All’indomani dello spoglio elettorale sulle elezioni amministrative 2021, Angelo Panebianco, politologo, saggista e editorialista del Corriere della Sera, ha analizzato per Lumsanews le prospettive future dei principali partiti italiani.
Il centrosinistra ha vinto queste elezioni amministrative. Secondo lei cosa ha sbagliato il centrodestra e quanto hanno pesato le sue scelte sull’astensione dal voto?
“I candidati del centrodestra sicuramente non erano quelli più adeguati e questo ha pesato sull’astensione, che solitamente pesa più a destra che a sinistra nelle amministrative. Certamente la combinazione di candidati donna trainanti e di una storica scarsa disponibilità al voto dell’elettorato del centrodestra ha influito. Più in generale però ha pesato la disattenzione, un elemento che va molto al di là dei problemi del centrodestra. Vorrei ricordare poi che le elezioni amministrative sono diverse da quelle nazionali, perché si svolgono con un sistema elettorale diverso, in cui conta la qualità dei candidati. Dunque avere selezionato un candidato giusto, avere localmente una classe dirigente più autorevole e credibile dà necessariamente un vantaggio (e storicamente questo vantaggio è andato quasi sempre al centrosinistra). Stavolta però ci sono state alcune differenze, che riguardano proprio il centrodestra. La principale delle quali è stata data dalla dura sconfitta della Lega al nord, in particolare a Milano e a Torino. Questo aprirà sicuramente dei conflitti all’interno del centrodestra”.
Ecco, quanto influirà questo voto sugli equilibri del centrodestra e anche del centrosinistra?
“Credo che gli equilibri saranno scossi soprattutto in relazione alle elezioni del presidente della Repubblica. È possibile che ora la competizione tra Matteo Salvini e Giorgia Meloni porti il primo a stipulare un qualche tipo di accordo con la sinistra per le elezioni presidenziali. Ci potrebbero essere anche accordi da parte di Fratelli d’Italia, ma comunque in competizione con quelli di Salvini. Per quanto riguarda il centrosinistra poi anche lì c’è una difficoltà non da poco data dalla prevista frana dei 5 Stelle che creerà problemi all’interno del partito e inevitabilmente anche al Pd che al momento è orientato a un’alleanza con il Movimento.
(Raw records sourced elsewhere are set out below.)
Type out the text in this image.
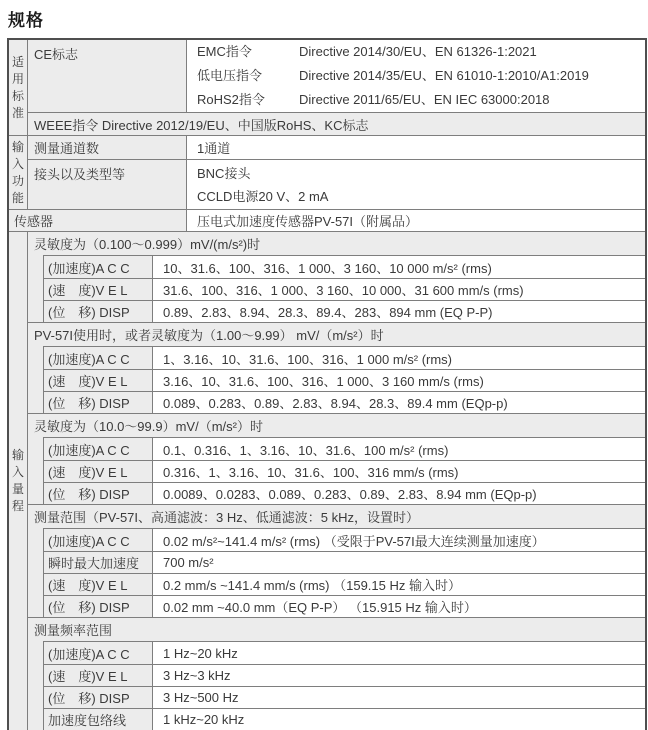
规格
适用标准
CE标志	EMC指令	Directive 2014/30/EU、EN 61326-1:2021
低电压指令	Directive 2014/35/EU、EN 61010-1:2010/A1:2019
RoHS2指令	Directive 2011/65/EU、EN IEC 63000:2018
WEEE指令 Directive 2012/19/EU、中国版RoHS、KC标志
输入功能
测量通道数	1通道
接头以及类型等	BNC接头
CCLD电源20 V、2 mA
传感器	压电式加速度传感器PV-57I（附属品）
输入量程
灵敏度为（0.100～0.999）mV/(m/s²)时
(加速度)A C C	10、31.6、100、316、1 000、3 160、10 000 m/s² (rms)
(速　度)V E L	31.6、100、316、1 000、3 160、10 000、31 600 mm/s (rms)
(位　移) DISP	0.89、2.83、8.94、28.3、89.4、283、894 mm (EQ P-P)
PV-57I使用时，或者灵敏度为（1.00～9.99） mV/（m/s²）时
(加速度)A C C	1、3.16、10、31.6、100、316、1 000 m/s² (rms)
(速　度)V E L	3.16、10、31.6、100、316、1 000、3 160 mm/s (rms)
(位　移) DISP	0.089、0.283、0.89、2.83、8.94、28.3、89.4 mm (EQp-p)
灵敏度为（10.0～99.9）mV/（m/s²）时
(加速度)A C C	0.1、0.316、1、3.16、10、31.6、100 m/s² (rms)
(速　度)V E L	0.316、1、3.16、10、31.6、100、316 mm/s (rms)
(位　移) DISP	0.0089、0.0283、0.089、0.283、0.89、2.83、8.94 mm (EQp-p)
测量范围（PV-57I、高通滤波：3 Hz、低通滤波：5 kHz，设置时）
(加速度)A C C	0.02 m/s²~141.4 m/s² (rms) （受限于PV-57I最大连续测量加速度）
瞬时最大加速度	700 m/s²
(速　度)V E L	0.2 mm/s ~141.4 mm/s (rms) （159.15 Hz 输入时）
(位　移) DISP	0.02 mm ~40.0 mm（EQ P-P） （15.915 Hz 输入时）
测量频率范围
(加速度)A C C	1 Hz~20 kHz
(速　度)V E L	3 Hz~3 kHz
(位　移) DISP	3 Hz~500 Hz
加速度包络线	1 kHz~20 kHz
Dico al momento perché poi in sede di voto nazionale le cose potrebbero cambiare. Credo però che adesso il segretario del Pd, che ha rincorso i 5 Stelle su certe proposte, dovrebbe raddrizzare la sua strategia in funzione di un voto nazionale che prima o poi ci sarà”.
A proposito di 5 Stelle, in queste elezioni solo l’alleanza con il Pd gli ha permesso di trionfare. È il crollo definitivo di un progetto?
“Il progetto del Movimento era già crollato da un pezzo. Si sapeva che il caso dei 5 Stelle fosse un caso di “flash party”, un partito lampo che entra, ottiene grandi successi e poi è destinato a ridimensionarsi considerevolmente, e questo è accaduto praticamente dappertutto. Ma il crollo era praticamente previsto e scontato. Prima i 5 Stelle pensavano di poter usare la popolarità che Giuseppe Conte aveva ottenuto per tamponare questa discesa ma questo non è accaduto e adesso Conte è in difficoltà all’interno del partito, con l’ala dura farà sentire pesantemente la sua voce. Non credo però che tutto questo abbia immediati riflessi sul governo”.
Quanto influirà questo voto sul governo e sulla corsa al Quirinale?
“La partita della presidenza della Repubblica e la partita del governo sono strettamente intrecciate. Se sorgerà un movimento teso a portare Mario Draghi alla presidenza automaticamente questo metterà in difficoltà il governo. Questo non significa necessariamente elezioni anticipate, anche perché un presidente appena eletto è difficile che sciolga subito le Camere. Potrebbe esserci un’altra soluzione parlamentare ma certamente solo un elezione di Draghi al Quirinale avrebbe dei riflessi immediati sul governo, nel senso che si dovrebbe o andare a elezioni anticipate o scegliere un’altra personalità in grado di tenere insieme una coalizione molto ampia. La mia impressione però è che buona parte del Parlamento e dei partiti non abbia voglia di andare alle elezioni immediate anche perché il Pd sa bene che i suoi attuali successi non sono completamente suoi. Voglio dire: Matteo Lepore a Bologna avrebbe vinto anche in caso di arretramento del Pd perché c’era una coalizione di forze importante che lo sosteneva. A Milano poi il successo è stato soprattutto personale di Giuseppe Sala, che non è nemmeno iscritto al Pd. Il Pd più che altro ha ottenuto un buon risultato di lista”.